The Mitchell’s vs. The Machines [Review]

THE MITCHELLS VS. THE MACHINES - (L-R) Abbi Jacobson as “Katie Mitchell", Danny McBride as “Rick Mitchell”, Maya Rudolph as “Linda Mitchell", Mike Rianda as “Aaron Mitchell” and Doug the Pug as “Monchi”. Cr: ©2021 SPAI. All Rights Reserved.

The Mitchell’s vs. The Machines is an upcoming animated movie produced by Sony Pictures, and released by Netflix on April 30. Since the moment I heard that Phil Lord and Christopher Miller were attached to produce, and since I’m always on the lookout for fresh animation, this is one that’s been on my radar for quite a while. Lord and Miller have directed or produced some of my absolute favourite animated movies and comedies from the last few years, including Cloudy with a Chance of Meatballs, The LEGO Batman Movie, 21 and 22 Jump Street, and Spider-Man: Into the Spider-Verse. These two are no stranger to producing stunning animation, inspiring narratives, and side-splitting comedy, which is why I was more than thrilled to receive an advanced screening of The Mitchell’s vs. The Machines, which found a way to combine all three.

The Mitchell’s vs. The Machines stars Abbi Jacobson (Broad City, Disenchanted) as the voice of Katie, who is only one day away from leaving behind her dysfunctional family for film college. But on the day Katie’s family is set to drive her cross-country, the world is taken over by an army of robot helpers controlled by PAL (voiced by Olivia Colman, The Crown), thus turning the Mitchell family’s last chance at reconnecting into a hilarity-filled adventure to save the world from total robot domination. The film also stars the voices of Danny McBride (Pineapple Express), Maya Rudolph (Big Mouth), Eric Andre (Bad Trip), and director Michael Rianda. 

Spider-Man: Into the Spider-Verse was, without a hint of a doubt, a HUGE hit amongst critics and audiences alike (I personally think it was one of the best films of 2018), and I think a big reason behind that success was the movie’s incredible style of animation. Sure, it had humour and a thoughtful narrative too, but it looked like a page from a comic book come to life. Watching The Mitchell’s vs. The Machines, I could tell immediately the influence Into the Spider-Verse had on it, based on the animation alone. Not only because both movies share Phil Lord and Christopher Miller as producers, but because Spider-Verse might very well have set a new precedent for animated movies all together. 

That isn’t to compare Spider-Verse to The Mitchell’s vs. The Machines, because The Mitchell’s vs. The Machines offers up a lot of humour and heart on it’s own, with the story primarily revolving around Katie’s relationship with her father (McBride), who is anything but technologically competent.
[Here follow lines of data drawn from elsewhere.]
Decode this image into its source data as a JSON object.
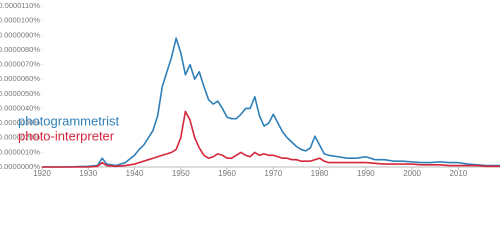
{
  "chart_data": {
    "type": "line",
    "x": [
      1920,
      1925,
      1930,
      1932,
      1933,
      1934,
      1936,
      1938,
      1940,
      1941,
      1942,
      1943,
      1944,
      1945,
      1946,
      1947,
      1948,
      1949,
      1950,
      1951,
      1952,
      1953,
      1954,
      1955,
      1956,
      1957,
      1958,
      1959,
      1960,
      1961,
      1962,
      1963,
      1964,
      1965,
      1966,
      1967,
      1968,
      1969,
      1970,
      1971,
      1972,
      1973,
      1974,
      1975,
      1976,
      1977,
      1978,
      1979,
      1980,
      1981,
      1982,
      1984,
      1986,
      1988,
      1990,
      1992,
      1994,
      1996,
      1998,
      2000,
      2002,
      2004,
      2006,
      2008,
      2010,
      2012,
      2014,
      2016,
      2018,
      2019
    ],
    "series": [
      {
        "name": "photogrammetrist",
        "color": "#2f7fb8",
        "values": [
          0,
          0,
          5e-08,
          1e-07,
          6e-07,
          2e-07,
          1e-07,
          3e-07,
          8e-07,
          1.2e-06,
          1.5e-06,
          2e-06,
          2.5e-06,
          3.5e-06,
          5.5e-06,
          6.5e-06,
          7.5e-06,
          8.8e-06,
          7.8e-06,
          6.3e-06,
          7e-06,
          6e-06,
          6.5e-06,
          5.5e-06,
          4.6e-06,
          4.3e-06,
          4.5e-06,
          4e-06,
          3.4e-06,
          3.3e-06,
          3.3e-06,
          3.6e-06,
          4e-06,
          4e-06,
          4.8e-06,
          3.5e-06,
          2.8e-06,
          3e-06,
          3.6e-06,
          3e-06,
          2.4e-06,
          2e-06,
          1.7e-06,
          1.4e-06,
          1.2e-06,
          1.1e-06,
          1.3e-06,
          2.1e-06,
          1.5e-06,
          9e-07,
          8e-07,
          7e-07,
          6e-07,
          6e-07,
          7e-07,
          5e-07,
          5e-07,
          4e-07,
          4e-07,
          3.5e-07,
          3e-07,
          3e-07,
          3.5e-07,
          3e-07,
          3e-07,
          2e-07,
          1.5e-07,
          1e-07,
          1e-07,
          1e-07
        ]
      },
      {
        "name": "photo-interpreter",
        "color": "#d6263b",
        "values": [
          0,
          0,
          0,
          5e-08,
          3e-07,
          1e-07,
          5e-08,
          1e-07,
          2e-07,
          3e-07,
          4e-07,
          5e-07,
          6e-07,
          7e-07,
          8e-07,
          9e-07,
          1e-06,
          1.2e-06,
          2e-06,
          3.8e-06,
          3.2e-06,
          2e-06,
          1.3e-06,
          8e-07,
          6e-07,
          7e-07,
          9e-07,
          8e-07,
          6e-07,
          6e-07,
          8e-07,
          1e-06,
          8e-07,
          7e-07,
          1e-06,
          8e-07,
          9e-07,
          8e-07,
          8e-07,
          7e-07,
          6e-07,
          6e-07,
          5e-07,
          5e-07,
          4e-07,
          4e-07,
          4e-07,
          5e-07,
          6e-07,
          4e-07,
          3e-07,
          3e-07,
          3e-07,
          3e-07,
          3e-07,
          2.5e-07,
          2e-07,
          2e-07,
          2e-07,
          2e-07,
          1.5e-07,
          1.5e-07,
          1.5e-07,
          1e-07,
          1e-07,
          1e-07,
          1e-07,
          5e-08,
          5e-08,
          5e-08
        ]
      }
    ],
    "xlim": [
      1920,
      2019
    ],
    "xticks": [
      1920,
      1930,
      1940,
      1950,
      1960,
      1970,
      1980,
      1990,
      2000,
      2010
    ],
    "ylim": [
      0,
      1.1e-05
    ],
    "yticks": [
      {
        "value": 0,
        "label": "0.0000000%"
      },
      {
        "value": 1e-06,
        "label": "0.0000010%"
      },
      {
        "value": 2e-06,
        "label": "0.0000020%"
      },
      {
        "value": 3e-06,
        "label": "0.0000030%"
      },
      {
        "value": 4e-06,
        "label": "0.0000040%"
      },
      {
        "value": 5e-06,
        "label": "0.0000050%"
      },
      {
        "value": 6e-06,
        "label": "0.0000060%"
      },
      {
        "value": 7e-06,
        "label": "0.0000070%"
      },
      {
        "value": 8e-06,
        "label": "0.0000080%"
      },
      {
        "value": 9e-06,
        "label": "0.0000090%"
      },
      {
        "value": 1e-05,
        "label": "0.0000100%"
      },
      {
        "value": 1.1e-05,
        "label": "0.0000110%"
      }
    ],
    "grid": false
  }
}
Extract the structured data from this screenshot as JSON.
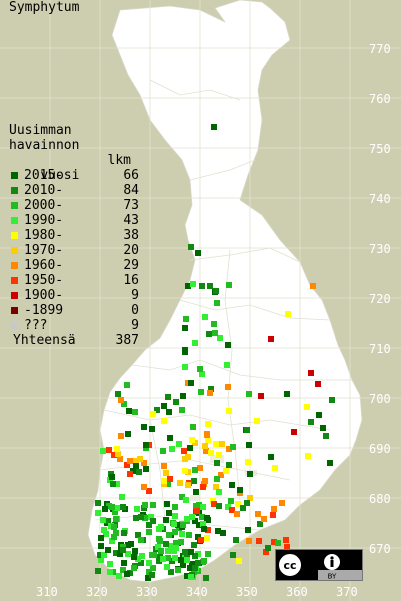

The theme of “technology is tearing us apart!” is something we’ve seen in movies plenty of times before, but I can’t remember the last time it was done so as genuinely. The Mitchell’s vs. The Machines doesn’t showcase technology as the “villain” of the movie (even though the villain is literally a smartphone), but rather as something that’s been simply misunderstood. Technology has advanced our society more than we sometimes even recognize, yet a majority of us use it for sending each other funny TikTok’s. I’m not saying this is a bad thing, but I do think it’s important to step back and appreciate how far we’ve come rather than how much farther we can go.  

At the end of the day, I thought The Mitchell’s vs. The Machines was a fantastic ride, even though it dished up slightly more juvenile humour than the films Lord and Miller have previously worked on. It definitely has a younger target audience, but there’s still a lot here to be enjoyed by adults and kids alike. Along with some stellar animation and a terrific voice cast, The Mitchell’s vs. The Machines is one to be checked out by the whole family this Friday, the 30th!